7 The probative value of the challenged testimony was not substantially outweighed
by unfair prejudice or any of the other Rule 403 considerations. The district court limited
the government witnesses’ testimony only to what was necessary to explain their
understanding of the risk of violence during the arrest, rejecting as unfairly prejudicial
the government’s request to introduce the search warrant or to discuss the state crimes
outlined in that warrant. Cf. United States v. Royer, 549 F.3d 886, 902–03 (2d Cir. 2008)
(affirming a similar, conscientious assessment by a district court).

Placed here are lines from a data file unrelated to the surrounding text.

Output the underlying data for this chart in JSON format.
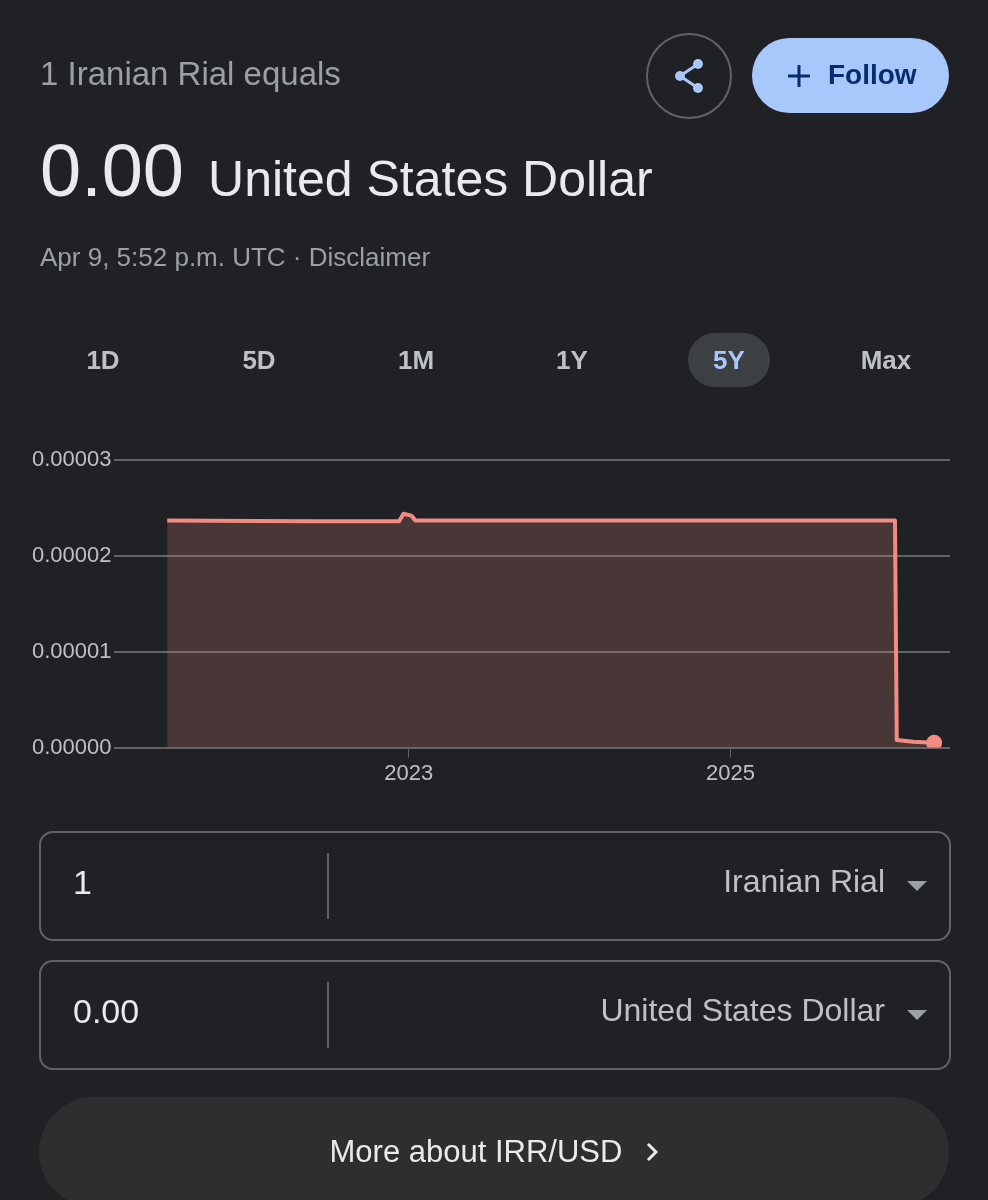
{
  "chart_data": {
    "type": "area",
    "title": "1 Iranian Rial equals",
    "x": [
      "2021-07-01",
      "2022-06-01",
      "2022-12-10",
      "2022-12-20",
      "2023-01-07",
      "2023-01-16",
      "2023-06-01",
      "2024-06-01",
      "2026-01-10",
      "2026-01-14",
      "2026-02-20",
      "2026-04-09"
    ],
    "series": [
      {
        "color": "#f28b82",
        "values": [
          2.37e-05,
          2.36e-05,
          2.36e-05,
          2.44e-05,
          2.42e-05,
          2.37e-05,
          2.37e-05,
          2.37e-05,
          2.37e-05,
          8e-07,
          6e-07,
          5e-07
        ]
      }
    ],
    "xlim": [
      "2021-03-01",
      "2026-05-15"
    ],
    "xticks": [
      "2023",
      "2025"
    ],
    "ylim": [
      0,
      3e-05
    ],
    "yticks": [
      {
        "value": 0,
        "label": "0.00000"
      },
      {
        "value": 1e-05,
        "label": "0.00001"
      },
      {
        "value": 2e-05,
        "label": "0.00002"
      },
      {
        "value": 3e-05,
        "label": "0.00003"
      }
    ],
    "grid": "y",
    "legend": false,
    "annotations": [
      "0.00",
      "United States Dollar",
      "Apr 9, 5:52 p.m. UTC · Disclaimer",
      "Follow",
      "1D",
      "5D",
      "1M",
      "1Y",
      "5Y",
      "Max",
      "1",
      "Iranian Rial",
      "0.00",
      "United States Dollar",
      "More about IRR/USD"
    ]
  }
}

Likewise, Martin’s claim that the district court abused its discretion by allowing
the government to cross-examine him about his prior false statements is also without
merit. Cross-examination of “[s]pecific [i]nstances of [c]onduct” that are “probative of
the character for . . . untruthfulness” is permissible under Federal Rule of Evidence
608(b). Fed. R. Evid. 608(b). And the district court “conscientiously balanced the
proffered evidence’s probative value with the risk for prejudice.” United States v. Al-
Moayad, 545 F.3d 139, 159 (2d Cir. 2008) (citation omitted); see Fed. R. Evid. 403. The
probative value of the evidence was high because Martin placed his credibility at issue
when, in support of his sole defense of lack of knowledge of his felony conviction, he
testified that he did not know that his prior conviction was a felony and that he falsely
told officers he did not possess a firearm because he was intimidated by the large police
presence at his arrest.
8 We are also unpersuaded that the cross-examination referencing Martin’s prior
possession of morphine and an unrelated firearm was unfairly prejudicial. Martin had
already testified on direct examination that he previously committed a crime and was
sentenced to five years’ probation, and that he smoked marijuana and had taken
intoxicating medications. More importantly, Martin had already admitted in his direct
testimony that he possessed the firearm that was the subject of his Section 922(g)(1)
charge. The district court also took steps to sanitize the government’s cross-examination
to ensure that it was not unfairly prejudicial. Because the likelihood that the cross-
examination would result in undue prejudice was minimal compared to its strong
probative value, the district court did not abuse its discretion in permitting the
questioning. See Fed. R. Evid. 403; United States v. Rosemond, 958 F.3d 111, 125 (2d Cir.
2020).
* * *
We have considered Martin’s remaining arguments and conclude they are without
merit. For the reasons set forth above, the judgment of the district court is AFFIRMED.